We've been here before, nothing new
I normally love Paula MClain, and I adored the Paris Wife, but after 60 pages here, I gave up. I just could not get into it.
'Love and Ruin', this is an excellent read by Paula McLain. A nice sequel to 'The Paris Wife', also by McLain about Hemmingway's first wife Hadley Richardson.
I so enjoyed this book and it led me to read “The Paris Wife” about Hemingway & his fourth wife, Hadley Richardson and their love & relationship.
I read this for the Adult Reading Challenge; I was prepared not to like this book even though I love historical fiction; I'm not a Hemingway fan. But I really loved the book! Excellent writing makes you feel you are right there with Marty through all the wars,her struggles with finding herself & her love for "Rabbit." I especially liked her Cuba years (although I still don't want to visit), and the description of their home. Very descriptive and deep writing, great prose, and wonderful characters.
The tumultuous relationship between award winning war correspendent Martha Gellhorn and Ernest Hemingway is the focus of McLain's latest biographical fiction. Skillfully written, with iconic characters set against the backdrop of the Spanish Civil War and WWII make for an exciting read.
I picked this up because I loved McLain’s other historical fiction books. I wasn’t interested in Hemingway’s private life, but after reading this I wish I’d read the book before visiting Key West and Havana. Although the saying “You go, girl!” wasn’t around when Martha Gelman was alive, she is the epitome of the expression. She refused to be a shadow to Hemingway’s fame. I had no idea she covered wars from Franco’s takeover of Spain to Viet Nam.
I've read - and reviewed here -2 of McLain's previous novels. As in The Paris wife (2011), the central character is one of Ernest Hemingway's real life partners. Plot and action through these 376 pages swirl around Martha Gellhorn Hemingway, during her incredible adventures and time with American Lit's "Papa", 1936 - 1945. A significant and celebrated war correspondent and novelist in her own right, Gellhorn was fiercely independent and a gifted writer. She sent first hand accounts to Colliers magazine during the Spanish Civil War, reported on Hitler's rise from Germany (1938), was the only woman present and dispatching at the D-Day Normandy landings. Often forgotten to history is her Dachau documentary, the first lengthy piece clearly describing the Nazi horrors there.
If that isn't enough to inspire a reader, there is the clear, yet evocative prose with which Paula McLain describes her hero's inner and outer worlds.
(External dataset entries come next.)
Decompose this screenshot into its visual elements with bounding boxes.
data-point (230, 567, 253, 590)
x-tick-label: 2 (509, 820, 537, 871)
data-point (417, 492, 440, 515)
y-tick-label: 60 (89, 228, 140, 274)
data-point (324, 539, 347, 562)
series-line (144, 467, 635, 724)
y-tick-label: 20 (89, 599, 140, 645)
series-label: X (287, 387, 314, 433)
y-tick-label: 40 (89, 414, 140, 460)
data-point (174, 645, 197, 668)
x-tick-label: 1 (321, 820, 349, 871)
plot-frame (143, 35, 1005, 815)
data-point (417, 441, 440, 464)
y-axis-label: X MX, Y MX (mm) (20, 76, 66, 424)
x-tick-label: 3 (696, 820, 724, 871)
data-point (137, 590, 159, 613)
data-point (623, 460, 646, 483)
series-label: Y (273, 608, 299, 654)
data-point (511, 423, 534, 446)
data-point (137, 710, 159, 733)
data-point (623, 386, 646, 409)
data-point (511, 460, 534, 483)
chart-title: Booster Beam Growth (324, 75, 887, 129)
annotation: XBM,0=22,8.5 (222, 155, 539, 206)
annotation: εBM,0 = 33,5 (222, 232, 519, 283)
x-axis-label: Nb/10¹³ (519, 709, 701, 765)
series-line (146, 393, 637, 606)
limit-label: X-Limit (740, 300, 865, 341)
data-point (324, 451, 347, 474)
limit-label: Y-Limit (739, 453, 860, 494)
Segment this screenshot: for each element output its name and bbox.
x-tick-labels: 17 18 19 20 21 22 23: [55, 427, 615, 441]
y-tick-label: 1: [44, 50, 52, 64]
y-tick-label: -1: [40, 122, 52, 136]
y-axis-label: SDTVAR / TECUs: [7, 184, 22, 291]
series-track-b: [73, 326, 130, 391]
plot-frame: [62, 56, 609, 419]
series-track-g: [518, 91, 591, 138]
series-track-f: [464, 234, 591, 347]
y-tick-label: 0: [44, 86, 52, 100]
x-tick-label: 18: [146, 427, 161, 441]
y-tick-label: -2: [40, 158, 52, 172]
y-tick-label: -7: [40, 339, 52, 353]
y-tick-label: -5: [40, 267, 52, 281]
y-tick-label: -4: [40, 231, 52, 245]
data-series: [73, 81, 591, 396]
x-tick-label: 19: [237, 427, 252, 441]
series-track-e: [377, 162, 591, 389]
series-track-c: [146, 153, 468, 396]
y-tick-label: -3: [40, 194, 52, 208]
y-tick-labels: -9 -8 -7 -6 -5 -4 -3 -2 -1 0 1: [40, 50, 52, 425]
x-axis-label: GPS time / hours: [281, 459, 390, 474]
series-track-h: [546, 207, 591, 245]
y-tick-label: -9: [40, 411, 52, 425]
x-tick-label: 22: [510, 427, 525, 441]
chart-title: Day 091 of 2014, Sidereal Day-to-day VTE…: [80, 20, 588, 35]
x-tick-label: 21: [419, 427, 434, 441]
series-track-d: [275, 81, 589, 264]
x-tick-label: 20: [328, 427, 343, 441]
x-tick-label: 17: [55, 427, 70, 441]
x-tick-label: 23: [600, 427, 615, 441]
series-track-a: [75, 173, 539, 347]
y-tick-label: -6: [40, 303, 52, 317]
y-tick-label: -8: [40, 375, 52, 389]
We are there with her, in those places - in both her emotional landscape (which was passionate but troubled where Hemingway was concerned) and in the spectacular political and geographical landscape. .
While readers of historical romance fiction will gobble this lovely, high quality novel, there is something here to catch the eye of most serious readers.
Having read a couple of biographies of Hemingway, I found this fictionalized version of his relationship with Martha Gellhorn to be really interesting and realistic in terms of portraying the inner struggles Gellhorn went through in striving to be her own person while in a relationship with one of those 'big' figures of history. Also, because the book covers only the years of the Spanish Civil War and WW2, it is important historically as a way of remembering how damaging those struggles were, but how seemingly easy it was to see 'right' and 'wrong', whereas more recent wars have been harder to categorize.